Dextromethorphan is extensively metabolized by both CYP2D6 and CYP3A4 enzymes (refer to figure below), thus, potential for variation in metabolism due to both genetic differences and drug interactions exists.10 Interestingly, dextrorphan, the major metabolite of dextromethorphan, is also the d-isomer of levorphanol (Levo-Dromoran®); this means the structures are mirror images of each other as shown below.11,12 Despite their structural relationship, they vary in pharmacologic activity with dextrorphan being an active antitussive metabolite and levorphanol being a potent synthetic opioid analgesic.11 

Assessing Compliance with Dextromethorphan or Levorphanol Prescriptions

Aegis currently offers dextromethorphan testing as an add-on test in urine and oral fluid.  Including 3-methoxymorphinan and dextrorphan in testing helps extend the period of detection of the drug and can also increase detection when metabolism may be altered physiologically or by other drugs.  Dextromethorphan and 3-methoxymorphinan are both unique markers for dextromethorphan ingestion; their presence indicates recent ingestion of dextromethorphan. Dextrorphan may also indicate dextromethorphan use and will be used to assess compliance with dextromethorphan prescriptions. However, given that the liquid chromatography/tandem mass spectrometry analysis of dextrorphan is not isomeric, dextrorphan alone can indicate use of either dextromethorphan or levorphanol.  When dextrorphan is present in the absence of one of the unique markers for dextromethorphan (dextromethorphan and/or 3-methoxymorphinan), then “Dextromethorphan/Levorphanol” will be reported as present.  Thus, test results showing presence of dextrorphan alone are not exclusively indicative of specifically dextromethorphan or levorphanol use.  

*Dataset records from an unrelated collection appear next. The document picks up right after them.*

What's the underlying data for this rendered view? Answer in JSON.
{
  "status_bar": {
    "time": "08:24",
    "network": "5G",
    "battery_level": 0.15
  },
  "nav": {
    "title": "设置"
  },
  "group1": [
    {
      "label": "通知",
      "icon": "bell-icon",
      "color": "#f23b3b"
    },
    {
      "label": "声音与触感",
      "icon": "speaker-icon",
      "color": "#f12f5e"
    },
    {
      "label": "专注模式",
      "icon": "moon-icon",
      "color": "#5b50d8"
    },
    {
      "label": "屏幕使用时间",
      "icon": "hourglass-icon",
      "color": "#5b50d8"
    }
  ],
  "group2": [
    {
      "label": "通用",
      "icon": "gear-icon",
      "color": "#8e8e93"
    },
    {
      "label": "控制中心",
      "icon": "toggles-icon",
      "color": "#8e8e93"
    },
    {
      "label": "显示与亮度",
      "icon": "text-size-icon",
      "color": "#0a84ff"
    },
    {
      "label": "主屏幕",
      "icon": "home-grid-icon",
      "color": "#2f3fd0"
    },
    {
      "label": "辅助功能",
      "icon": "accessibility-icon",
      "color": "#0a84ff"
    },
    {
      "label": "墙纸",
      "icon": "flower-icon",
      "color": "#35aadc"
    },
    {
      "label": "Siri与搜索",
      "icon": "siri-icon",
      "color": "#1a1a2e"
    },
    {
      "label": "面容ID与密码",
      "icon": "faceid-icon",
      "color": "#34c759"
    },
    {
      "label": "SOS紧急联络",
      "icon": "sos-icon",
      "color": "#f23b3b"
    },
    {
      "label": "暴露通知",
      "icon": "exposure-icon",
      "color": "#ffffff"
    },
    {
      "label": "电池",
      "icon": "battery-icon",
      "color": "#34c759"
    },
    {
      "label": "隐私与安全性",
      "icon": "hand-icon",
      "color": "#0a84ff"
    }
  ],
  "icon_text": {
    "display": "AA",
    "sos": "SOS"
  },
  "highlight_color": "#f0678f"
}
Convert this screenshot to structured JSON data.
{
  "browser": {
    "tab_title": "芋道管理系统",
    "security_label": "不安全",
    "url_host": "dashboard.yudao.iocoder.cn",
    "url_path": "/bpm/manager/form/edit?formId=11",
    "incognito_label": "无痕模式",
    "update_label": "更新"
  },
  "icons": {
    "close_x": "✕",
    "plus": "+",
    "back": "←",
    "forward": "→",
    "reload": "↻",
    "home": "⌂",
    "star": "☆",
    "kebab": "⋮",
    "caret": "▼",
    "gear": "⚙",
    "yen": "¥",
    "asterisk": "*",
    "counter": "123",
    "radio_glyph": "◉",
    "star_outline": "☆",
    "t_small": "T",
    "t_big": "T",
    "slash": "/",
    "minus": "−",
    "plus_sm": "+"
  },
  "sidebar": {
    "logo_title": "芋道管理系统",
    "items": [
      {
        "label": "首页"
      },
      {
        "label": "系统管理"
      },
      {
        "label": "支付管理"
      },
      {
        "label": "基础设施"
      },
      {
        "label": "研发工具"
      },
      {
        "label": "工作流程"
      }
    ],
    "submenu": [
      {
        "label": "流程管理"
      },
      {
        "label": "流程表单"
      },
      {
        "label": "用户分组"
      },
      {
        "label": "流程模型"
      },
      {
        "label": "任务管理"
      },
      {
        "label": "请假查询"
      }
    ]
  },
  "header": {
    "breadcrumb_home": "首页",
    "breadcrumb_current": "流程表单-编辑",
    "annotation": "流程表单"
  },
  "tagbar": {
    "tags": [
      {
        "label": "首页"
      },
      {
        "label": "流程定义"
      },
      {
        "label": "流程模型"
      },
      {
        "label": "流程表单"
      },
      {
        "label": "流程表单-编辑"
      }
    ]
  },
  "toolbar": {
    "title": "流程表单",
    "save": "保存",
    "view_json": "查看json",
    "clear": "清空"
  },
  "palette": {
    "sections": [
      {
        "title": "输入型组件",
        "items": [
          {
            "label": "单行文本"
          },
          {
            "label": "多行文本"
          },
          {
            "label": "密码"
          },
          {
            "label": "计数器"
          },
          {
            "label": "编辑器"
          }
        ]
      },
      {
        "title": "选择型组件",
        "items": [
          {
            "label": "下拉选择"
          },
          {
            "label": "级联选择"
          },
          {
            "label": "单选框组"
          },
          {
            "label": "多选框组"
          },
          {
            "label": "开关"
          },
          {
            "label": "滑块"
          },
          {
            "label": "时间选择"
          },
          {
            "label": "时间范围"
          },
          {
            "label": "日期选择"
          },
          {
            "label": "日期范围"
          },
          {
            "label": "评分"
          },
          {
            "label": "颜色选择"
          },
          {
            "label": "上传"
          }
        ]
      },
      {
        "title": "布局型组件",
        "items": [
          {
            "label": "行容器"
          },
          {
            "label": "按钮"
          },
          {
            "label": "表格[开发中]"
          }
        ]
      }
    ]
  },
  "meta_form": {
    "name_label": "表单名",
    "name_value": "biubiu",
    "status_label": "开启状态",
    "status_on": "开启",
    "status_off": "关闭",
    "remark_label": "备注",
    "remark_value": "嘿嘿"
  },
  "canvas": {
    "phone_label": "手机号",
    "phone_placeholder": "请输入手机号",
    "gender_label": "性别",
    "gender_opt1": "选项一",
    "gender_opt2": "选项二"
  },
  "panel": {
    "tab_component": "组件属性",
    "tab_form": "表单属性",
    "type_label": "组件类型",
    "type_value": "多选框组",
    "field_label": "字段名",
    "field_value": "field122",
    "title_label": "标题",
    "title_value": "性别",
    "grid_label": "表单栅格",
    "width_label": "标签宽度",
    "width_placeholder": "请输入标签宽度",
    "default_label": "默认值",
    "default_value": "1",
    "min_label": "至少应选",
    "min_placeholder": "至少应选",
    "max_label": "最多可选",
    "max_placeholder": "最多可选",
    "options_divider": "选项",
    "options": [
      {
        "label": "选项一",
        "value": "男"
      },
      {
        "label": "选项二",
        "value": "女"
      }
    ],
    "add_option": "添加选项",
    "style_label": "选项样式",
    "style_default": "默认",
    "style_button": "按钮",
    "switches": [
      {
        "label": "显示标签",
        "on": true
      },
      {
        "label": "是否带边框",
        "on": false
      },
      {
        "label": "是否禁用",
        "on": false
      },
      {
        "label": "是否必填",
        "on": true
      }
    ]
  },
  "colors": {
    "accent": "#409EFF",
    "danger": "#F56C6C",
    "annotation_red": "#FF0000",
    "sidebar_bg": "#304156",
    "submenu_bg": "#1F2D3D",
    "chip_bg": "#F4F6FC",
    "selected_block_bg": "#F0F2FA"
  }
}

Clinicians wishing to assess levorphanol compliance should utilize urine testing rather than oral fluid.  Levorphanol is extensively glucuronidated as a means of clearance from plasma.14  Concentrations of this conjugated metabolite peak at more than five times the concentration of the unbound drug.  Because only free and unbound drug crosses over into saliva from plasma, the glucuronidation pathway decreases the amount of detectable drug in oral fluid significantly.  Glucuronidated drug passes freely into urine, however, and the conjugated metabolite is hydrolyzed during urine testing to detect the levorphanol parent drug.

NOTICE: The information above is intended as a resource for health care providers. Providers should use their independent medical judgment based on the clinical needs of the patient when making determinations of who to test, what medications to test, testing frequency, and the type of testing to conduct.